Along with many others, I was confused at the fascination with EBS as a takeover target. You see, EBS’s best year recorded a profit of less than €50 million. Which given the size of its operation and loan book is rather unimpressive. The company is also heavily staffed by union members meaning it would be difficult for present management to wade in and cut the numbers in a meaningful manner.
So what is the obsession with private equity and EBS? And what about PTsb?
For a start, PTsb are not currently my lead favourite as a bidder, there are two reasons, one is that the bank rescue plans are being looked at from a competition aspect in Europe, and if PTsb were to take over EBS it would reduce competitive forces, secondly, PTsb may not be in condition to do a takeover. They have their stress-test due out in September and for now we have no idea of how that will look, EBS would add a large chunk to their loan book but deposits in the society are only c. €1bn and that may not aid in creating the loan/deposit balance that banks are looking for, especially given that PTsb are still firmly over the 200% mark. Lastly is a political consideration, every person working in EBS has a significant other in PTsb, if they were to take over it would make great sense from a costing perspective because you could literally fire almost everybody. However, the government are not likely to be in favour of that given the fall out that would result. If private equity took over EBS might (hypothetically) go from 1,000 workers to 700, but if PTsb took over it would go down to more like 200.
Which leaves private equity in the front line, for two reasons, they will bring some of their own capital (who ever wins the bid will be doing it with implicit state support included), and they will help to maintain competition while not reducing staff numbers as heavily as the first option.
Why would private equity be interested? Most of the distribution in EBS is via an agency network which is basically like having a lot of tied brokers?
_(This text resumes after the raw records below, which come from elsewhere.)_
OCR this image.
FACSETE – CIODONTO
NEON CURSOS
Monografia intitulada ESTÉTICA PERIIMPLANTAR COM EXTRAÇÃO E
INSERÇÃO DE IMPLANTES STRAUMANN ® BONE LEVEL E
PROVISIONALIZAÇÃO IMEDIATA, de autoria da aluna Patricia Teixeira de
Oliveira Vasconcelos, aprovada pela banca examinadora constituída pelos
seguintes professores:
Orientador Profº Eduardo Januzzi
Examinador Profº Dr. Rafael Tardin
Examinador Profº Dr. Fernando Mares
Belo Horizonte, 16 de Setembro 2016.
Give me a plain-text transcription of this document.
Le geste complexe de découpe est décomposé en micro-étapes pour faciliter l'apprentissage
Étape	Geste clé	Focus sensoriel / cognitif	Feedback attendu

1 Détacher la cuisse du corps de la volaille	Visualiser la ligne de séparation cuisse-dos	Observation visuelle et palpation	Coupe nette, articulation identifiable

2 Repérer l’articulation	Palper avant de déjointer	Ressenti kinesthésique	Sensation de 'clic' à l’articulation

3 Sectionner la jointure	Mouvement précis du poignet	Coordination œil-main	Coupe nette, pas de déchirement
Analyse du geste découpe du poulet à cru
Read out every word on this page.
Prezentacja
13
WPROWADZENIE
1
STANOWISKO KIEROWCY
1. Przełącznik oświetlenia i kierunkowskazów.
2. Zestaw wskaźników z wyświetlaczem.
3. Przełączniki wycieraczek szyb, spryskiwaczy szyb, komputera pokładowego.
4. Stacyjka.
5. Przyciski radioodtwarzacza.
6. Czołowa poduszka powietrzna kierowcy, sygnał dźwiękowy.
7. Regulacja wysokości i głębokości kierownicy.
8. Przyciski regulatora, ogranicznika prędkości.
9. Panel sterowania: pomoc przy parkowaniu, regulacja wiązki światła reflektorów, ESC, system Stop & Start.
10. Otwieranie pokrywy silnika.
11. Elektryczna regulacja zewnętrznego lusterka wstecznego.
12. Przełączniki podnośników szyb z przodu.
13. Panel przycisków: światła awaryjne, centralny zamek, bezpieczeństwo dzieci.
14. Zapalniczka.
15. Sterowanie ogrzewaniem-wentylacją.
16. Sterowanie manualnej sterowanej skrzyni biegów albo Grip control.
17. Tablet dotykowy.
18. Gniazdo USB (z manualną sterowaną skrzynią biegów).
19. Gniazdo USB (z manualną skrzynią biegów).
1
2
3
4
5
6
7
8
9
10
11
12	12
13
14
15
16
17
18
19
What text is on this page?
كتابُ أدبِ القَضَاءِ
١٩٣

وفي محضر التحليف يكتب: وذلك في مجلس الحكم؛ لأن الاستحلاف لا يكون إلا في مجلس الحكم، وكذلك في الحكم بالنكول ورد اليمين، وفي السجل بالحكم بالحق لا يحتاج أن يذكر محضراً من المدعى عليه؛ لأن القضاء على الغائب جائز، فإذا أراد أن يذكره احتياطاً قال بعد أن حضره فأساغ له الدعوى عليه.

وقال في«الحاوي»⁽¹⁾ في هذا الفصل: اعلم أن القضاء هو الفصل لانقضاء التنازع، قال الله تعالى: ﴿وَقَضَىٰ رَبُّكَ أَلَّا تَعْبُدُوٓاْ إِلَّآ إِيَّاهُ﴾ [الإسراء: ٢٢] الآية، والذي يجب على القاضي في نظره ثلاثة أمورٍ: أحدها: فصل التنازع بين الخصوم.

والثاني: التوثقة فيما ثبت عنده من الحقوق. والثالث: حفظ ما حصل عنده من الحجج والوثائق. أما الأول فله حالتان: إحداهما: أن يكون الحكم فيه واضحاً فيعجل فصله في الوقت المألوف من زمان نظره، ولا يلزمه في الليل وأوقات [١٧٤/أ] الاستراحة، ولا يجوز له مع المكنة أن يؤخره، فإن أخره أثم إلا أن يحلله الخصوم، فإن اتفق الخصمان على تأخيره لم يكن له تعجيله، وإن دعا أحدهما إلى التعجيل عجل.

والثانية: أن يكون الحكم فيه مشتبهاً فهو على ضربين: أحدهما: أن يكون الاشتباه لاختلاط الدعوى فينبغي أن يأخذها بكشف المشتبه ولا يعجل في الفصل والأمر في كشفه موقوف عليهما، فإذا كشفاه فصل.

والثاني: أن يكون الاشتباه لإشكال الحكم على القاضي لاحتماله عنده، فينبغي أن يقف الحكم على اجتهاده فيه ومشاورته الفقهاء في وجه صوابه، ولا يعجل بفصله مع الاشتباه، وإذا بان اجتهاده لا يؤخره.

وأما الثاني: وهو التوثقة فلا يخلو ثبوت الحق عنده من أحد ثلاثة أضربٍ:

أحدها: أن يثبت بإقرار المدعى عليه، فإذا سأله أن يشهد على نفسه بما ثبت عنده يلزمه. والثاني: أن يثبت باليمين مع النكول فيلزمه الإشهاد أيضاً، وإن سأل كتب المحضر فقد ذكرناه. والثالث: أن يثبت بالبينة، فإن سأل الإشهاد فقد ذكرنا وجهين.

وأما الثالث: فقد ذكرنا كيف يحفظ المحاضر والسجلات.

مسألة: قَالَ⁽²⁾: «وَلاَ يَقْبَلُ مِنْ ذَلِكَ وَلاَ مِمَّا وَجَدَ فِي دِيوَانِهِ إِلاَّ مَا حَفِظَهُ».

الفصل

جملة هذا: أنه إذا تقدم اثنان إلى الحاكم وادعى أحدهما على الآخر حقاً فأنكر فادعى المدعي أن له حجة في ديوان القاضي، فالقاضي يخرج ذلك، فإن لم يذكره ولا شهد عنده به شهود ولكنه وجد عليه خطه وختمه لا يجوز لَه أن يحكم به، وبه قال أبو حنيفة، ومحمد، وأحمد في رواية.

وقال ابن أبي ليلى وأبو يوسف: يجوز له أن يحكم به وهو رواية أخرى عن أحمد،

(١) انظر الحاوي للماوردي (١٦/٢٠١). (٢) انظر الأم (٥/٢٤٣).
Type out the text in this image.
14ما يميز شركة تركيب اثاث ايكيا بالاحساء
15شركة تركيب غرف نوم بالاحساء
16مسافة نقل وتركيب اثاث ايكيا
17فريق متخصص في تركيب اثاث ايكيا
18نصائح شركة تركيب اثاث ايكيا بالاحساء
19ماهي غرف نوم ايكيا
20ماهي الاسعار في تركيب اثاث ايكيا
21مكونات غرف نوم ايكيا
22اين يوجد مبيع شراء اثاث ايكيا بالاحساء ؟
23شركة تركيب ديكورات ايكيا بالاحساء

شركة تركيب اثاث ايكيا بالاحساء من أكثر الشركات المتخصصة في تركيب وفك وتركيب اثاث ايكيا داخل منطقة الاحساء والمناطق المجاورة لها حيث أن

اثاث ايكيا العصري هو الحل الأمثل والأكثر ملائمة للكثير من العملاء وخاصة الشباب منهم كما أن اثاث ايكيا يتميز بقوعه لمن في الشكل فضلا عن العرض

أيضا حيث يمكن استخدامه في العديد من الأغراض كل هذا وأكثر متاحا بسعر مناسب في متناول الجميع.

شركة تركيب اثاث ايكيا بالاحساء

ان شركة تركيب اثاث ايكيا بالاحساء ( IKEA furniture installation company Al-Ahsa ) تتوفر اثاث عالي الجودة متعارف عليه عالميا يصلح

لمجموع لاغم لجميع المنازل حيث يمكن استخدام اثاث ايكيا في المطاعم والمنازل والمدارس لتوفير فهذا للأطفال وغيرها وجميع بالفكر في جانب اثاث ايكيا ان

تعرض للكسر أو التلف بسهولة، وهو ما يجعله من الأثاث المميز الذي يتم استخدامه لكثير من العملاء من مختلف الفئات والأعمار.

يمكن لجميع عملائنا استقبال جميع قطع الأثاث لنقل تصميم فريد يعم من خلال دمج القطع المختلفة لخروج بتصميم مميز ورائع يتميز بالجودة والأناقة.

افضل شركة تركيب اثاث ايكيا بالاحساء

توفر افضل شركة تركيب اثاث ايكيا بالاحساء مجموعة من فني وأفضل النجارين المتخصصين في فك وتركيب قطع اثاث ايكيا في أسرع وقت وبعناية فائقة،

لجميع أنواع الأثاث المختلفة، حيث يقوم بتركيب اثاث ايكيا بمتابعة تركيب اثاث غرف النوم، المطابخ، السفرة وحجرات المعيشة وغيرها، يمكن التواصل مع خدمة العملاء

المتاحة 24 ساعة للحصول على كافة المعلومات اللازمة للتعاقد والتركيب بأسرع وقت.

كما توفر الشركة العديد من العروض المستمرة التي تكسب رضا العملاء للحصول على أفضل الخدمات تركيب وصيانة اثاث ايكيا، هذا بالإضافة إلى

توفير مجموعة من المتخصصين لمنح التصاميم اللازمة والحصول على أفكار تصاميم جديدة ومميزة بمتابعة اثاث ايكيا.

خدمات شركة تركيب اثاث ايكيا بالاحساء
The agency network does something brokerage in other institutions fail to do, namely raising funding. EBS have made good headway in that respect, bringing in €750m in 2008, €670m in 2009 and on target to do the same in 2010, but the real attraction is a relatively robust loan book with pricing opportunity.
The big banks have a loan book that roughly looks like this
Fixed Rates 20% (much of which may revert to tracker)
SVR’s 20%
Trackers 60%
EBS on the other hand has the inverse
Fixed Rates 20% (most of which revert to SVR)
SVR’s 60%
Trackers 20%
Which quickly explains the fascination, whoever takes over EBS has the ability to increase rates across the loan book in a manner which will have magnified results, much of the mature loan book will shoulder this quite well and ultimately create a profitable organization.
The three key factors will be to reprice the loan book, to lower deposit rates, and to find operational efficiency via staff numbers. A new owner will find it relatively easy to perform all three and to go on and sell the bank in a few years, that is the reason for the level of interest in EBS, they had low profits in the past because they were a mutual, but take the membership agenda out of the equation and you have a bank that is primed for making profit.
Karl, Re EBS I have a standard variable rate of 3.83% and considering fixing on a five year rate of 5.3%. Do you believe this is the right strategy or should I ride out the storm…..
PS Very informative article
Hi Ronan,
I can’t give you advice based on rate alone because there are other factors to consider, other debts, what your mortgage balance/repayment is, if you plan to overpay it etc. If you have a financial advisor ask them, if not you can call our company and one of our brokers may be able to help.
What I can say is that EBS offer new clients a better rate than that, by almost a full 1%! you might want to consider leaving them altogether and look for a fixed rate elsewhere so you get the promo offer, the cost of the move may be well offset by the difference.
karl
Hi Karl
I have a question which is not directly related to my mortgage with the EBS, but i hope you might help me with some advice. I have a mortgage and an investment fund with the EBS. If the EBS are taken over would the members get shares from the takeover company or a cash dividend if they new owner is not on the stock market?
Many thanks for your time
Liam
Hi Liam,
I would wager odds of somewhere between 0-2% chance of that happening.